Generally, the frequency of children's eating can gradually decrease with their age, that is to say, the younger they are, the more they should eat. Children aged 2-3 eat about 4-5 meals a day. At the same time, children should have a reasonable arrangement for each meal in a day. Children should have a good breakfast, usually with bread, cakes, eggs, milk, porridge and other side dishes, and nutrition should account for 25% of the total calories in the whole day. Lunch should be the most abundant and abundant, and rotten rice, steamed bread, minced meat, vegetables, animal liver, bean curd soup, vegetable soup, etc. should be given, and nutrition should account for 35% of the total calories in the whole day; At noon, you can add some milk or soybean milk, fruit, etc., which accounts for about 10% of the total calories in the whole day. Dinner should be light for children, such as rotten rice, noodles, vegetable bags, vegetables, thick soup, etc., which should account for about 30% of the total calories in the whole day. At the same time, we should pay attention to not eating too much at dinner to avoid children's restless sleep at night.

Examples of recipes for children aged 2 ~ 3 years old

Here are some simple recipes for children aged 2 ~ 3 for parents' reference:

1、

Breakfast: rice porridge, egg cake.

Lunch: soft rice, fried carrots with minced meat, seaweed soup with shrimp skin.

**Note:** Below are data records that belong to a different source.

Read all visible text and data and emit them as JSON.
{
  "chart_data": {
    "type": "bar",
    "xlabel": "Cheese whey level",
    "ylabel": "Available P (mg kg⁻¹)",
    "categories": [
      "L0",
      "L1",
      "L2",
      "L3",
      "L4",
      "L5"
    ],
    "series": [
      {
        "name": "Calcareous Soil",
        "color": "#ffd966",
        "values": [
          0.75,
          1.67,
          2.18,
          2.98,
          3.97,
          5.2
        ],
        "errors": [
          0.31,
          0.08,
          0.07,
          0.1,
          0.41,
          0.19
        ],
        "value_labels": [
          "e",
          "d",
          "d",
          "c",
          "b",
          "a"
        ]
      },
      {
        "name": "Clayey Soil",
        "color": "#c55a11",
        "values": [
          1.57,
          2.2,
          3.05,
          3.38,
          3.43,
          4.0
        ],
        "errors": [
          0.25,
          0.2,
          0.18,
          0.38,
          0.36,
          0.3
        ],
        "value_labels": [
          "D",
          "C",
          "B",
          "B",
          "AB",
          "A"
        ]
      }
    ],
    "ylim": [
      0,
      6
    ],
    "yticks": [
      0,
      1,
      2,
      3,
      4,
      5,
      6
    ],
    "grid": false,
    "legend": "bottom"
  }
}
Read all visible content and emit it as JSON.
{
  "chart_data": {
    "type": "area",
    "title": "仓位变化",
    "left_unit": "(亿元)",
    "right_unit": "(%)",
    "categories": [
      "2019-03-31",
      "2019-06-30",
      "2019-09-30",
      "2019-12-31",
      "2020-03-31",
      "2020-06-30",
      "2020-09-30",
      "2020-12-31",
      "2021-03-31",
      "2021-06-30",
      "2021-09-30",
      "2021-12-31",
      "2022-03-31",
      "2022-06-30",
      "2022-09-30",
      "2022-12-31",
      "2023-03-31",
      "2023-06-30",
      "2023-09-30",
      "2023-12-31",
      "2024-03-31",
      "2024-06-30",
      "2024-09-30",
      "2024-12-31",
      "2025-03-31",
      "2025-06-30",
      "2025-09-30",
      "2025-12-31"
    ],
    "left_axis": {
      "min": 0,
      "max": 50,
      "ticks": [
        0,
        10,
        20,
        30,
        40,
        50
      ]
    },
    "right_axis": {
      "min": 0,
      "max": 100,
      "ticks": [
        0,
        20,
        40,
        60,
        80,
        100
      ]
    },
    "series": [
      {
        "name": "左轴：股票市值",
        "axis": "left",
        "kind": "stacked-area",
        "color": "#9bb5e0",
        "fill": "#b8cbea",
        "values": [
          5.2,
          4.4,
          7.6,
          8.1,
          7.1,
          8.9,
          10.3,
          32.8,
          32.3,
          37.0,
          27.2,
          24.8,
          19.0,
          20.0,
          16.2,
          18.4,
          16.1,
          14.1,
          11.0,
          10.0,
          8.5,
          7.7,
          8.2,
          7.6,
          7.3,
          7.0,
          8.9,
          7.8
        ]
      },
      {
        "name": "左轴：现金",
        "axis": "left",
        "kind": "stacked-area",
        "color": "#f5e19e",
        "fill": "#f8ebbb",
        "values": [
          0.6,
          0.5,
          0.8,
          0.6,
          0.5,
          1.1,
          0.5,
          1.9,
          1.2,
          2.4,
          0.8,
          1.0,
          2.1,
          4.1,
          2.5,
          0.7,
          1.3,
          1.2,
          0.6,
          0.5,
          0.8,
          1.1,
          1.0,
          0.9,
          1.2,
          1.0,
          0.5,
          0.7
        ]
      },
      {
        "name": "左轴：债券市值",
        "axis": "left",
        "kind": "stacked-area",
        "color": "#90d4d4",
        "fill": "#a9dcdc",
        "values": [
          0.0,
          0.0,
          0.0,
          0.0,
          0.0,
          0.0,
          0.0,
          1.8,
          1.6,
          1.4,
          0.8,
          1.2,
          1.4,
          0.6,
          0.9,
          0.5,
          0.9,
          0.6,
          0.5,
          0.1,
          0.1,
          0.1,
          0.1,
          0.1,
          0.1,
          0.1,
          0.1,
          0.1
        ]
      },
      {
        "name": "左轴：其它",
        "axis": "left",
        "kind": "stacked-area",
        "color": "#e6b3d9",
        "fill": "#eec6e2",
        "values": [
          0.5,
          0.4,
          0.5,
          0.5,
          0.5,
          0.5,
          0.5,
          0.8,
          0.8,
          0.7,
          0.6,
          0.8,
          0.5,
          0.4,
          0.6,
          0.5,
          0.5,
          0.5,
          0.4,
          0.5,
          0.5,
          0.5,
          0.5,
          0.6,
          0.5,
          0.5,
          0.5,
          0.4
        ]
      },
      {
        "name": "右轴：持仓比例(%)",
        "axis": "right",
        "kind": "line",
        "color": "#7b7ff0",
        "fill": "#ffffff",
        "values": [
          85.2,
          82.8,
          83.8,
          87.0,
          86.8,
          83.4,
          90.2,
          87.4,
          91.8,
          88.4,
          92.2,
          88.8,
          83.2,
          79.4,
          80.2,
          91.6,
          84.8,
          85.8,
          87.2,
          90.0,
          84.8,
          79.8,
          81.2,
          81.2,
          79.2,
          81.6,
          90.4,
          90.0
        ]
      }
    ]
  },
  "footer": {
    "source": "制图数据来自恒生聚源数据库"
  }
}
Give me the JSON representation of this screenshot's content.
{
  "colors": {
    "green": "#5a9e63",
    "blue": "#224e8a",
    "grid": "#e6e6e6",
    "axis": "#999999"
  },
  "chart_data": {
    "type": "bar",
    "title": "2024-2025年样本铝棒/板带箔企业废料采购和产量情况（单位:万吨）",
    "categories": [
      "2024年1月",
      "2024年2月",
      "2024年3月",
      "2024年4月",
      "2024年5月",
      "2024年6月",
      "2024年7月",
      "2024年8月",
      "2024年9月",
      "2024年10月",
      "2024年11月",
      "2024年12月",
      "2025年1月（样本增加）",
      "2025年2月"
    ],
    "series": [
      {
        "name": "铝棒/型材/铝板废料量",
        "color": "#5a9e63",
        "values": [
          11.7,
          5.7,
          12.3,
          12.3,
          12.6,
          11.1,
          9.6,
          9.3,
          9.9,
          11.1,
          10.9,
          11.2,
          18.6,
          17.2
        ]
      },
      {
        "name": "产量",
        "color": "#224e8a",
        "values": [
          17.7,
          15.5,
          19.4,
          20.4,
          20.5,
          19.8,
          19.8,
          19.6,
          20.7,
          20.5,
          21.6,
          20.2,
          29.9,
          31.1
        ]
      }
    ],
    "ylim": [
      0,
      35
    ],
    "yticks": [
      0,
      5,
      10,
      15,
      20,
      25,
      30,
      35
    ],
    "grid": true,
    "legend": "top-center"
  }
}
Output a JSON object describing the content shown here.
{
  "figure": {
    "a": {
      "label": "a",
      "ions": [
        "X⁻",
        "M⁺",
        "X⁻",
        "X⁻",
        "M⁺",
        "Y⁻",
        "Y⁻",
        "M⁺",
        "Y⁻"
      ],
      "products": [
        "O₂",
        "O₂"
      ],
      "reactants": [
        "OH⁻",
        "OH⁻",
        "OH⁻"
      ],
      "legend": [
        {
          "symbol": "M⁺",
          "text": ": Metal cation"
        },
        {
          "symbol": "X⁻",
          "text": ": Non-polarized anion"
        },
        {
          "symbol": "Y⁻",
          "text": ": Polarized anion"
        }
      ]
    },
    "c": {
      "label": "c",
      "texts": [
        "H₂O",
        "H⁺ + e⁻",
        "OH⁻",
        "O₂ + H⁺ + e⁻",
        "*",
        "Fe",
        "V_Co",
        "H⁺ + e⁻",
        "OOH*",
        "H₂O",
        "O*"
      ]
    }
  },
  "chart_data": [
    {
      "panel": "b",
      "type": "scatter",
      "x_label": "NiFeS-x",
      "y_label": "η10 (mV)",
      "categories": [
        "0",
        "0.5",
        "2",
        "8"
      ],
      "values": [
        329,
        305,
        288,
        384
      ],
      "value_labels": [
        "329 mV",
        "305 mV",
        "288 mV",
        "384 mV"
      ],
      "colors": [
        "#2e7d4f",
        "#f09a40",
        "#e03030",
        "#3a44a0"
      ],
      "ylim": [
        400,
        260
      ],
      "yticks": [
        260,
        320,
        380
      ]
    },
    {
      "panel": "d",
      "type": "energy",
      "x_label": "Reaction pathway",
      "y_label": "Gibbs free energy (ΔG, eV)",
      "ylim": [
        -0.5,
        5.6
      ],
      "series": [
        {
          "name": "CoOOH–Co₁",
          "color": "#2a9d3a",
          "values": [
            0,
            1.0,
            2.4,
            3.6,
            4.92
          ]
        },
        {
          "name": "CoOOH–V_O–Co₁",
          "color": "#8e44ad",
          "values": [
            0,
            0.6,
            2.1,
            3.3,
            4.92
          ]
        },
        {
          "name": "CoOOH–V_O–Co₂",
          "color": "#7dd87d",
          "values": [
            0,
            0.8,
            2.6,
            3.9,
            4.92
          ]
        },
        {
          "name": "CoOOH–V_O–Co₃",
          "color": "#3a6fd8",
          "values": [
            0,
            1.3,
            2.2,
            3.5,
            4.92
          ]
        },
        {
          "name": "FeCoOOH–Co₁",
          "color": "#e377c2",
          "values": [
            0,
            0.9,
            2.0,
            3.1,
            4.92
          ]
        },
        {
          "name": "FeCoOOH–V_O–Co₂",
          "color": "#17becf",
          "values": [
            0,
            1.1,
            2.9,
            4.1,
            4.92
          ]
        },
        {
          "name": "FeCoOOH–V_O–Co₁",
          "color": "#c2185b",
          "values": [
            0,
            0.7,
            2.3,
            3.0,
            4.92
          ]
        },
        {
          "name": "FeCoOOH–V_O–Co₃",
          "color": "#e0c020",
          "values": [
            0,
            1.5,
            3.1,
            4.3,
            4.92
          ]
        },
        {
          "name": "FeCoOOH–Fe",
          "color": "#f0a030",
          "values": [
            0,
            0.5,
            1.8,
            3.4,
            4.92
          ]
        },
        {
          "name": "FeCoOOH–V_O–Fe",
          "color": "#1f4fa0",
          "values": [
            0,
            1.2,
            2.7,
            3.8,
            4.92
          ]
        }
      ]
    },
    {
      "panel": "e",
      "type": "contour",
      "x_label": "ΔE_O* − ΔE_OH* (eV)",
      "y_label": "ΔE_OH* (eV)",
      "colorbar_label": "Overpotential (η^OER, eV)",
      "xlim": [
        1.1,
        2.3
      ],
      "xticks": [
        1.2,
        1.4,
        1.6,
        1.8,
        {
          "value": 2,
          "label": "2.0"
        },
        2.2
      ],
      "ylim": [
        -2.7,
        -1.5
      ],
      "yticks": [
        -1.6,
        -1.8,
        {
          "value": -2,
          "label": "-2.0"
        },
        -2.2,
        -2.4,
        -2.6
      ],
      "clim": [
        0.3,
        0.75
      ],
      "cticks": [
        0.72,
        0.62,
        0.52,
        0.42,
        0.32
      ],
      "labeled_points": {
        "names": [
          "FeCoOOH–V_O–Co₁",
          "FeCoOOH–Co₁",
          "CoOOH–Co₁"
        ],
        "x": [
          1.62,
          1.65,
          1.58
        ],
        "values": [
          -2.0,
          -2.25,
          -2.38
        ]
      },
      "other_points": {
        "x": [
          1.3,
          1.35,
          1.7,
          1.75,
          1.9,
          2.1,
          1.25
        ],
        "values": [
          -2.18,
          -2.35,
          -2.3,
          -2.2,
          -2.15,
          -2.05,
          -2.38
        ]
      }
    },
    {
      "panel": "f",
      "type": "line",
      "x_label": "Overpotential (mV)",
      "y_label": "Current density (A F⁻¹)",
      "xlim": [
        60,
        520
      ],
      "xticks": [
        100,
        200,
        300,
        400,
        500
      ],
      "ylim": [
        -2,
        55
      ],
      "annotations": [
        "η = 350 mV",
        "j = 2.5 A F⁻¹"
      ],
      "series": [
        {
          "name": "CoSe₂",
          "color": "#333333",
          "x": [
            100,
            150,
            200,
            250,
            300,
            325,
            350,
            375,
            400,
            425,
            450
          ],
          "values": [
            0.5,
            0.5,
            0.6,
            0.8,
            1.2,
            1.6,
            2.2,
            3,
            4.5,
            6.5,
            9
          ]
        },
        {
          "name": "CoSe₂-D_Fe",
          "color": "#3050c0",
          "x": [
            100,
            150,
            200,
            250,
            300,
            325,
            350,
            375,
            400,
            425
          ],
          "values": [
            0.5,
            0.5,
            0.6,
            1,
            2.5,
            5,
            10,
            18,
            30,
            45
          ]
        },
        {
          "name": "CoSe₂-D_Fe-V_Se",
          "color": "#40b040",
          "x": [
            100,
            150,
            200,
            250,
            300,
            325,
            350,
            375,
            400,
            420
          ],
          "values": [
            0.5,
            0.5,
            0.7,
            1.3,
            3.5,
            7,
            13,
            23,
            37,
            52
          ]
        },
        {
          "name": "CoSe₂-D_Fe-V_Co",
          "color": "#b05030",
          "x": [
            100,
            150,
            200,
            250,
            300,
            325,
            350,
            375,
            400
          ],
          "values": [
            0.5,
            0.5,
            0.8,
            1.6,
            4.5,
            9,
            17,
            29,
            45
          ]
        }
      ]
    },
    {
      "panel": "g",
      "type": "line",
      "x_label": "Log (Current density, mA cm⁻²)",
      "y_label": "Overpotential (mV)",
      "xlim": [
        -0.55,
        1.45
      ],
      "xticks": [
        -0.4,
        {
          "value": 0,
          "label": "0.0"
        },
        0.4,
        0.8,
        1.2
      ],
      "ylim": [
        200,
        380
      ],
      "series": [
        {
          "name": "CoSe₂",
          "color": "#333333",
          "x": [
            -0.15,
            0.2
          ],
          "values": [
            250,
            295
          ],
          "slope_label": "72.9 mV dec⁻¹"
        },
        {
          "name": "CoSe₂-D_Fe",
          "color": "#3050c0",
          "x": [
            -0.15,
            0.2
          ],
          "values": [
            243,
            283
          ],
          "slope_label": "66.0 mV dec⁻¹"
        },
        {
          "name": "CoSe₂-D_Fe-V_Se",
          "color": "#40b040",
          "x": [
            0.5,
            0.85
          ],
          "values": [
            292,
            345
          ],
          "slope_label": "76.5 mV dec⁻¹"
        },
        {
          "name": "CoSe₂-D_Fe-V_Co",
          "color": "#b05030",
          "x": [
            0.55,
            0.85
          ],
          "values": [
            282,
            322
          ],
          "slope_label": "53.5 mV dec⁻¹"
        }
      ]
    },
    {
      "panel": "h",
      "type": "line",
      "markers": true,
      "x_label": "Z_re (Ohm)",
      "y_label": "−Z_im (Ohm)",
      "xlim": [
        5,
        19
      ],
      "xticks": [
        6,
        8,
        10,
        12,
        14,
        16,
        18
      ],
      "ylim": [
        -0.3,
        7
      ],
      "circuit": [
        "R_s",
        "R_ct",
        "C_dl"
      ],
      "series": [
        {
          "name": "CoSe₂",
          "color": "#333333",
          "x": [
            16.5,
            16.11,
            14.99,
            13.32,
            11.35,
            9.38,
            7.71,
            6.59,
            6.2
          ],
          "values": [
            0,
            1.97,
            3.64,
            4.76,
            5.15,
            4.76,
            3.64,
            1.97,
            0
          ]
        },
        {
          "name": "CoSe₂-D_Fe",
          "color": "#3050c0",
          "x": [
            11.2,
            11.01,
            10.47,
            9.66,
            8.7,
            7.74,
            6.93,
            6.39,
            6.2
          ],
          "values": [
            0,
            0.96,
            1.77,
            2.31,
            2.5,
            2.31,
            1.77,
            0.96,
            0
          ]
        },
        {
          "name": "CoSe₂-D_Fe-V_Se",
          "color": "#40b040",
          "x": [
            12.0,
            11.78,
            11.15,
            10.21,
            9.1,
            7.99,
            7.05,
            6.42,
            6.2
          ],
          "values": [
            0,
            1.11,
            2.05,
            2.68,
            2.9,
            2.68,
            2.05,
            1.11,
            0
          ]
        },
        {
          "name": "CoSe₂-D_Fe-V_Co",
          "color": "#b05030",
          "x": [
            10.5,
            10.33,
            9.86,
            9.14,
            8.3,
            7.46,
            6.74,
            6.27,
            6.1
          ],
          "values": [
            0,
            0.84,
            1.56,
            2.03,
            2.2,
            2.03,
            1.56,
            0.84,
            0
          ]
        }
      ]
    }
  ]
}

Extra meal: milk, biscuits.

Dinner: minced meat and chopped green vegetables.

2、

Breakfast: milk and bread with jam.

Lunch: bean paste buns, millet porridge, fried cucumber with pork liver.

Extra food: fruit, snacks.

Dinner: soft rice, fried mushrooms with rapeseed, dried rice and winter melon soup.

3、

Breakfast: cornmeal porridge, biscuits and steamed egg soup.

Lunch: soft rice, braised fish, fried vegetables, tomato and egg soup.

Extra meal: soybean milk, biscuits.

Dinner: steamed bread, fried mung bean sprouts, vegetable meatball soup.

4、

Breakfast: milk, onion oil rolls.

Lunch: steamed stuffed bun with vegetable meat, bean curd and cabbage soup.

Extra food: fruit, snacks.

Dinner: soft rice, scrambled eggs with tomatoes and shredded spinach.

5、

Breakfast: broken vegetable porridge, sliced bread and boiled eggs.

Lunch: steamed bread, red-cooked chicken, fried vegetables, spinach vermicelli soup.

Extra meal: milk, biscuits.

Dinner: Wonton with vegetables and meat.

6、

Breakfast: milk, fried eggs and steamed bread slices.

Lunch: scallion cake, fried vegetables with minced meat, loofah and mushroom soup.

Extra meal: fruit, biscuits.

Dinner: vegetable bag, egg drop soup with scallion oil.

7、

Breakfast: Noodles with Pork Porridge and jujube paste.

Lunch: dumplings with vegetables and meat.

Extra meal: milk, snacks.

Dinner: soft rice, steamed egg soup with minced meat.